Perwakilan radio komunitas wanita Amarc, Bianca Miglioretto, mengatakan, radio komunitas merupakan benteng terakhir informasi ketika semua arus informasi terputus selama bencana. ”Radio komunitas sangat mudah didirikan, tak perlu daya jangkau luas maupun tenaga banyak. Radio komunitas juga tercepat dalam menyebarkan informasi bagi masyarakat,” katanya.
Dari 44 perwakilan radio komunitas yang hadir dalam acara hasil kerja sama Amarc, Combine Resource Institution (CRI), dan Jaringan Radio Komunitas Indonesia (JRKI) ini, 10 orang di antaranya berasal dari Indonesia. Peserta antara lain berasal dari Fiji, India, Banglades, Jepang, dan Australia. ”Kami memilih Indonesia karena kami anggap radio komunitas di Indonesia sudah berpengalaman menghadapi bencana,” kata Miglioretto.
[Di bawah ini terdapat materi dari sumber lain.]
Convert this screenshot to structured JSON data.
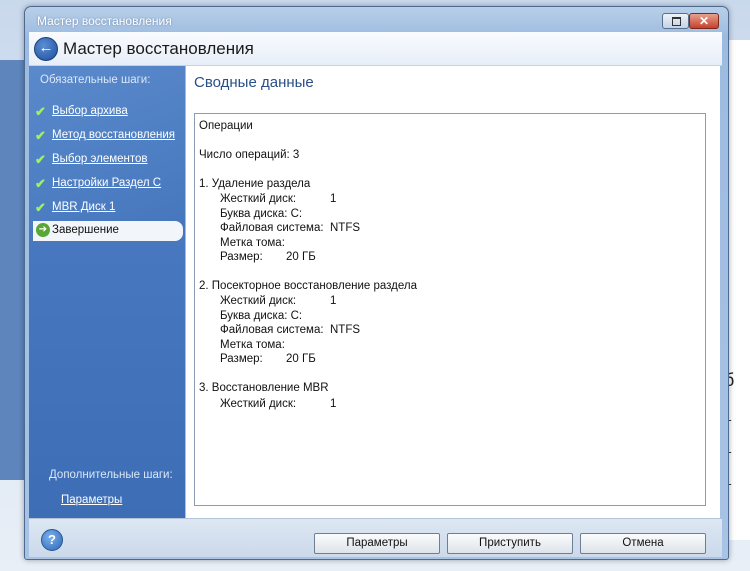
{
  "window": {
    "title": "Мастер восстановления"
  },
  "header": {
    "title": "Мастер восстановления"
  },
  "sidebar": {
    "required_heading": "Обязательные шаги:",
    "steps": [
      {
        "label": "Выбор архива",
        "state": "done"
      },
      {
        "label": "Метод восстановления",
        "state": "done"
      },
      {
        "label": "Выбор элементов",
        "state": "done"
      },
      {
        "label": "Настройки Раздел С",
        "state": "done"
      },
      {
        "label": "MBR Диск 1",
        "state": "done"
      },
      {
        "label": "Завершение",
        "state": "active"
      }
    ],
    "optional_heading": "Дополнительные шаги:",
    "optional_link": "Параметры"
  },
  "content": {
    "section_title": "Сводные данные",
    "summary": {
      "heading": "Операции",
      "count": "Число операций: 3",
      "op1": {
        "title": "1. Удаление раздела",
        "disk_label": "Жесткий диск:",
        "disk_value": "1",
        "letter_label": "Буква диска: C:",
        "fs_label": "Файловая система:",
        "fs_value": "NTFS",
        "volume_label": "Метка тома:",
        "size_label": "Размер:",
        "size_value": "20 ГБ"
      },
      "op2": {
        "title": "2. Посекторное восстановление раздела",
        "disk_label": "Жесткий диск:",
        "disk_value": "1",
        "letter_label": "Буква диска: C:",
        "fs_label": "Файловая система:",
        "fs_value": "NTFS",
        "volume_label": "Метка тома:",
        "size_label": "Размер:",
        "size_value": "20 ГБ"
      },
      "op3": {
        "title": "3. Восстановление MBR",
        "disk_label": "Жесткий диск:",
        "disk_value": "1"
      }
    }
  },
  "footer": {
    "help_glyph": "?",
    "params_button": "Параметры",
    "start_button": "Приступить",
    "cancel_button": "Отмена"
  },
  "background": {
    "right_glyphs": [
      "б",
      "–",
      "–",
      "–"
    ]
  },
  "colors": {
    "sidebar": "#4a7cc2",
    "title_blue": "#2a4f86",
    "check_green": "#9df06a"
  }
}
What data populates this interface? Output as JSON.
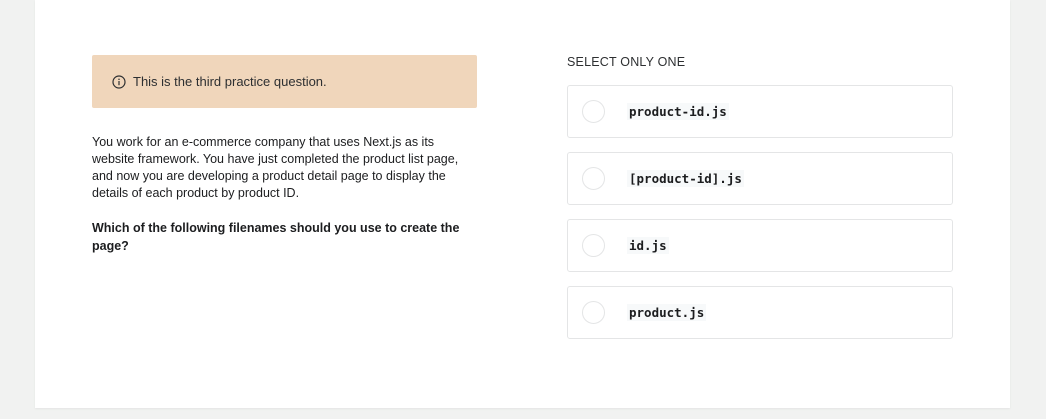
{
  "banner": {
    "text": "This is the third practice question.",
    "icon": "info-icon"
  },
  "question": {
    "body": "You work for an e-commerce company that uses Next.js as its website framework. You have just completed the product list page, and now you are developing a product detail page to display the details of each product by product ID.",
    "prompt": "Which of the following filenames should you use to create the page?"
  },
  "answers": {
    "select_label": "SELECT ONLY ONE",
    "options": [
      {
        "label": "product-id.js"
      },
      {
        "label": "[product-id].js"
      },
      {
        "label": "id.js"
      },
      {
        "label": "product.js"
      }
    ]
  },
  "colors": {
    "page_background": "#f1f2f1",
    "card_background": "#ffffff",
    "banner_background": "#f0d6bb",
    "option_border": "#e4e5e6"
  }
}
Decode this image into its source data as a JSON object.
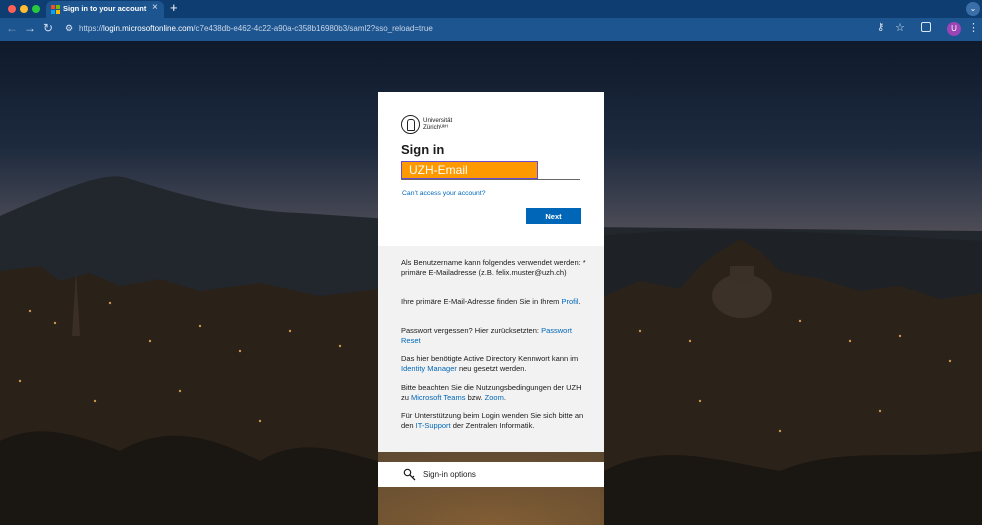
{
  "browser": {
    "tab_title": "Sign in to your account",
    "new_tab_label": "+",
    "url_prefix": "https://",
    "url_host": "login.microsoftonline.com",
    "url_path": "/c7e438db-e462-4c22-a90a-c358b16980b3/saml2?sso_reload=true",
    "profile_initial": "U",
    "icons": [
      "back-icon",
      "forward-icon",
      "reload-icon",
      "site-settings-icon",
      "key-icon",
      "star-icon",
      "extensions-icon",
      "kebab-icon",
      "tab-menu-icon"
    ]
  },
  "signin": {
    "logo_line1": "Universität",
    "logo_line2": "Zürichᵁᵏᴴ",
    "title": "Sign in",
    "email_placeholder": "UZH-Email",
    "email_value": "",
    "cant_access": "Can’t access your account?",
    "next_label": "Next"
  },
  "info": {
    "p1": "Als Benutzername kann folgendes verwendet werden: * primäre E-Mailadresse (z.B. felix.muster@uzh.ch)",
    "p2_text": "Ihre primäre E-Mail-Adresse finden Sie in Ihrem ",
    "p2_link": "Profil",
    "p2_end": ".",
    "p3_text": "Passwort vergessen? Hier zurücksetzten: ",
    "p3_link": "Passwort Reset",
    "p4_text1": "Das hier benötigte Active Directory Kennwort kann im ",
    "p4_link": "Identity Manager",
    "p4_text2": " neu gesetzt werden.",
    "p5_text1": "Bitte beachten Sie die Nutzungsbedingungen der UZH zu ",
    "p5_link1": "Microsoft Teams",
    "p5_text2": " bzw. ",
    "p5_link2": "Zoom",
    "p5_end": ".",
    "p6_text1": "Für Unterstützung beim Login wenden Sie sich bitte an den ",
    "p6_link": "IT-Support",
    "p6_text2": " der Zentralen Informatik."
  },
  "options": {
    "label": "Sign-in options",
    "icon": "key-search-icon"
  },
  "colors": {
    "tabbar": "#0e3d72",
    "toolbar": "#1d5590",
    "link": "#0067b8",
    "primary_button": "#0067b8",
    "email_highlight": "#ff9900"
  }
}
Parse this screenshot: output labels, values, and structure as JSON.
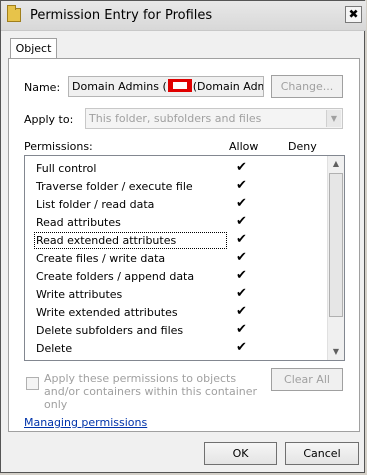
{
  "window": {
    "title": "Permission Entry for Profiles",
    "close_glyph": "✖"
  },
  "tabs": [
    {
      "label": "Object"
    }
  ],
  "name_row": {
    "label": "Name:",
    "value_before": "Domain Admins (",
    "value_after": "(Domain Admins)",
    "change_button": "Change..."
  },
  "apply_row": {
    "label": "Apply to:",
    "value": "This folder, subfolders and files"
  },
  "permissions": {
    "label": "Permissions:",
    "col_allow": "Allow",
    "col_deny": "Deny",
    "check_glyph": "✔",
    "items": [
      {
        "label": "Full control",
        "allow": true,
        "deny": false
      },
      {
        "label": "Traverse folder / execute file",
        "allow": true,
        "deny": false
      },
      {
        "label": "List folder / read data",
        "allow": true,
        "deny": false
      },
      {
        "label": "Read attributes",
        "allow": true,
        "deny": false
      },
      {
        "label": "Read extended attributes",
        "allow": true,
        "deny": false
      },
      {
        "label": "Create files / write data",
        "allow": true,
        "deny": false
      },
      {
        "label": "Create folders / append data",
        "allow": true,
        "deny": false
      },
      {
        "label": "Write attributes",
        "allow": true,
        "deny": false
      },
      {
        "label": "Write extended attributes",
        "allow": true,
        "deny": false
      },
      {
        "label": "Delete subfolders and files",
        "allow": true,
        "deny": false
      },
      {
        "label": "Delete",
        "allow": true,
        "deny": false
      }
    ]
  },
  "apply_checkbox": {
    "label": "Apply these permissions to objects and/or containers within this container only",
    "checked": false
  },
  "clear_all_button": "Clear All",
  "managing_link": "Managing permissions",
  "ok_button": "OK",
  "cancel_button": "Cancel",
  "colors": {
    "link": "#0033aa",
    "redaction": "#e00000",
    "disabled_text": "#a0a0a0"
  }
}
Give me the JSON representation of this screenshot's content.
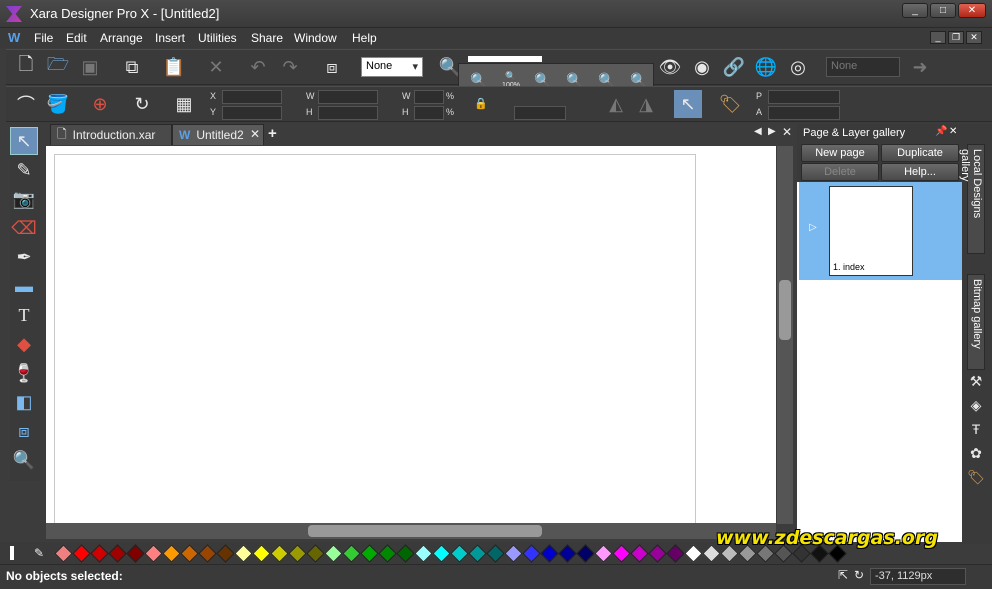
{
  "window": {
    "title": "Xara Designer Pro X - [Untitled2]",
    "minimize": "_",
    "maximize": "□",
    "close": "✕"
  },
  "menubar": {
    "logo": "W",
    "items": [
      "File",
      "Edit",
      "Arrange",
      "Insert",
      "Utilities",
      "Share",
      "Window",
      "Help"
    ]
  },
  "toolbar": {
    "quality_value": "None",
    "dim_combo_value": "None",
    "icons": [
      "new-document",
      "open-folder",
      "save",
      "copy",
      "paste",
      "delete",
      "undo",
      "redo",
      "transform",
      "zoom",
      "view",
      "view-outline",
      "link",
      "web-globe",
      "web-preview",
      "forward-arrow"
    ]
  },
  "zoom_popup": {
    "label_100": "100%"
  },
  "infobar": {
    "x_label": "X",
    "y_label": "Y",
    "w_label": "W",
    "h_label": "H",
    "w2_label": "W",
    "h2_label": "H",
    "pct1": "%",
    "pct2": "%",
    "p_label": "P",
    "a_label": "A"
  },
  "tabs": [
    {
      "label": "Introduction.xar",
      "active": false
    },
    {
      "label": "Untitled2",
      "active": true
    }
  ],
  "tab_add": "+",
  "gallery": {
    "title": "Page & Layer gallery",
    "buttons": {
      "new_page": "New page",
      "duplicate": "Duplicate",
      "delete": "Delete",
      "help": "Help..."
    },
    "page_caption": "1. index"
  },
  "side_galleries": [
    "Local Designs gallery",
    "Bitmap gallery"
  ],
  "palette_colors": [
    "#f08080",
    "#ff0000",
    "#d00000",
    "#a00000",
    "#800000",
    "#ff8080",
    "#ff9900",
    "#cc6600",
    "#994400",
    "#663300",
    "#ffff99",
    "#ffff00",
    "#cccc00",
    "#999900",
    "#666600",
    "#99ff99",
    "#33cc33",
    "#00aa00",
    "#008800",
    "#006600",
    "#99ffff",
    "#00ffff",
    "#00cccc",
    "#009999",
    "#006666",
    "#9999ff",
    "#3333ff",
    "#0000cc",
    "#000099",
    "#000066",
    "#ff99ff",
    "#ff00ff",
    "#cc00cc",
    "#990099",
    "#660066",
    "#ffffff",
    "#dddddd",
    "#bbbbbb",
    "#999999",
    "#777777",
    "#555555",
    "#333333",
    "#111111",
    "#000000"
  ],
  "watermark": "www.zdescargas.org",
  "status": {
    "message": "No objects selected:",
    "coords": "-37, 1129px"
  }
}
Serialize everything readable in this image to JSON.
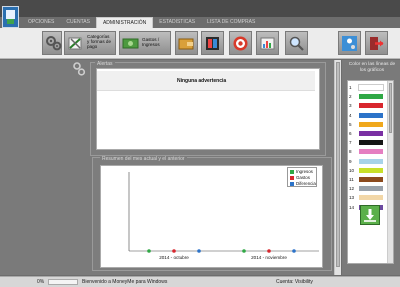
{
  "tabs": [
    {
      "label": "OPCIONES"
    },
    {
      "label": "CUENTAS"
    },
    {
      "label": "ADMINISTRACIÓN"
    },
    {
      "label": "ESTADISTICAS"
    },
    {
      "label": "LISTA DE COMPRAS"
    }
  ],
  "ribbon": {
    "categories_label": "Categorías y formas de pago",
    "expenses_label": "Gastos / Ingresos"
  },
  "alerts": {
    "title": "Alertas",
    "message": "Ninguna advertencia"
  },
  "summary": {
    "title": "Resumen del mes actual y el anterior"
  },
  "colors_panel": {
    "title": "Color en las líneas de los gráficos",
    "rows": [
      {
        "num": "1",
        "color": "#ffffff"
      },
      {
        "num": "2",
        "color": "#2fa845"
      },
      {
        "num": "3",
        "color": "#d8262e"
      },
      {
        "num": "4",
        "color": "#2c73c9"
      },
      {
        "num": "5",
        "color": "#f0a81c"
      },
      {
        "num": "6",
        "color": "#7a2fa3"
      },
      {
        "num": "7",
        "color": "#151515"
      },
      {
        "num": "8",
        "color": "#e57ec1"
      },
      {
        "num": "9",
        "color": "#a7d3e9"
      },
      {
        "num": "10",
        "color": "#c8e02a"
      },
      {
        "num": "11",
        "color": "#8c4b1f"
      },
      {
        "num": "12",
        "color": "#9aa2ab"
      },
      {
        "num": "13",
        "color": "#f2d7a8"
      },
      {
        "num": "14",
        "color": "#6b4aa0"
      }
    ]
  },
  "chart_data": {
    "type": "line",
    "categories": [
      "2014 - octubre",
      "2014 - noviembre"
    ],
    "series": [
      {
        "name": "Ingresos",
        "color": "#2fa845",
        "values": [
          0,
          0
        ]
      },
      {
        "name": "Gastos",
        "color": "#d8262e",
        "values": [
          0,
          0
        ]
      },
      {
        "name": "Diferencia",
        "color": "#2c73c9",
        "values": [
          0,
          0
        ]
      }
    ],
    "legend": "top-right"
  },
  "status": {
    "progress_text": "0%",
    "progress": 0,
    "message": "Bienvenido a MoneyMe para Windows",
    "account": "Cuenta: Visibility"
  }
}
Beberapa radio komunitas di Indonesia yang berperan besar saat bencana antara lain Radio Lintas Merapi di Deles, Klaten; Radio Angkringan FM di Desa Timbulharjo, Sewon, Kabupaten Bantul; serta sejumlah radio komunitas di Aceh dan Nias.
”Radio kami fokus pada aktivitas Merapi, terutama di saat waspada. Radio ini ada setelah Merapi meletus pada 1994,” kata pengelola Radio Lintas Merapi, Sukiman. (IRE)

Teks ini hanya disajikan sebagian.